Every gun that is made, every warship launched, every rocket fired signifies, in the final sense, a theft from those who hunger and are not fed, those who are cold and are not clothed. This world in arms is not spending money alone. It is spending the sweat of its laborers, the genius of its scientists, the hopes of its children.
- President Dwight D. Eisenhower

Wednesday, February 06, 2008

Stanford Ovshinsky

He is a treasure to America and to Michigan.

All right, as promised, I will write a few paragraphs on why I think the proposed cuts to solar, hydrogen, and vehicle technology is a bad idea. Wow, shock horror... I actually am going to defend hydrogen research.

All right, the solar industry is beginning to mature. Since 1980, a photovoltaic cell has dropped in price by ninety per cent. Ronald Reagan removed the solar panels from the White House... by the time (now) that they actually would have needed to been replaced, it would have cost ninety per cent less than the initial investment.

Now, solar is taking off, but entrepreneurs and investors are by nature, dually brave and conservative. The solar business model right now makes sense. People are getting rich selling solar panels, and thin films, solar paint, and a whole bunch of different technologies promise to revolutionize how we generate electricity.

However, business models, once set up, need stability. Cuts to solar research by the federal government have a chilling effect on all of the state-funded research programs. State tax grants and such are what is really pushing individual homeowners to install solar panels. If there is less money for research from the federal government, states, such as Michigan, will have less money to fund research.

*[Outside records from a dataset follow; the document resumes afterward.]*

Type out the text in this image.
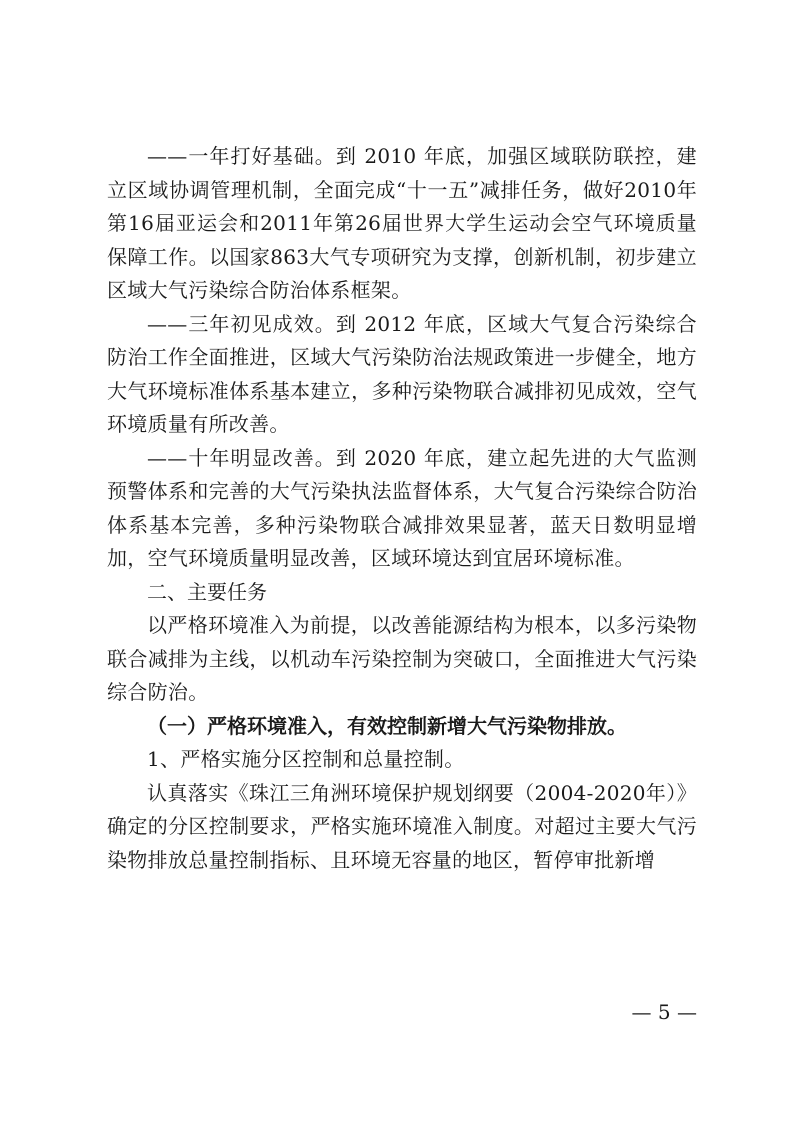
——一年打好基础。到 2010 年底，加强区域联防联控，建立区域协调管理机制，全面完成“十一五”减排任务，做好2010年第16届亚运会和2011年第26届世界大学生运动会空气环境质量保障工作。以国家863大气专项研究为支撑，创新机制，初步建立区域大气污染综合防治体系框架。

——三年初见成效。到 2012 年底，区域大气复合污染综合防治工作全面推进，区域大气污染防治法规政策进一步健全，地方大气环境标准体系基本建立，多种污染物联合减排初见成效，空气环境质量有所改善。

——十年明显改善。到 2020 年底，建立起先进的大气监测预警体系和完善的大气污染执法监督体系，大气复合污染综合防治体系基本完善，多种污染物联合减排效果显著，蓝天日数明显增加，空气环境质量明显改善，区域环境达到宜居环境标准。

二、主要任务

以严格环境准入为前提，以改善能源结构为根本，以多污染物联合减排为主线，以机动车污染控制为突破口，全面推进大气污染综合防治。

（一）严格环境准入，有效控制新增大气污染物排放。

1、严格实施分区控制和总量控制。

认真落实《珠江三角洲环境保护规划纲要（2004-2020年）》确定的分区控制要求，严格实施环境准入制度。对超过主要大气污染物排放总量控制指标、且环境无容量的地区，暂停审批新增

— 5 —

A state should not be in the impossible position of either cutting funding to tax grants for solar panels, whose installation and fabrication will create jobs, or cutting funding to research that will provide much needed jobs in the scientific sector.

Solar energy works, even in Michigan, and it is totally renewable and minimally impactful on the environment.

Solar energy is like an adolescent about ready to run in a track meet, and George Bush just shot the kid in his thigh with a BB gun. The kid will finish the race, but he sure as hell won't be the fastest.

Now hydrogen... Hydrogen is crap the smaller the scale it is used and gangbusters when stored in a large setting. The future of energy generation is energy storage. Electricity needs to be consumed literally microseconds after it is produced. Wind farms, solar installations, hydroelectric dams, wave installations, they all have down time. However, instead of looking at this as a problem, we should look at it holistically.

A wind farm in North Dakota is completely isolated from damn near everything, but what are you going to do? That is where the wind is. So, why not, instead of producing electricity to put on to the grid when the wind is blowing, which, by the way, is most of the time in North Dakota, why not produce hydrogen from the wind, and send it through the natural gas infrastructure to natural gas power plants, which can store the hydrogen in pretty much the same damn containers that they are currently using for methane?

Figuring out how to exactly do that costs money.

Finally, vehicle technology. We are finally seeing marketing for alternative vehicles such as hybrids, natural gas powered cars, ethanol cars, and the like. The big three are going green, finally... and the federal government is cutting funding to vehicle technology?!

It's like the entire country hates Michigan. I honestly am beginning to feel that way.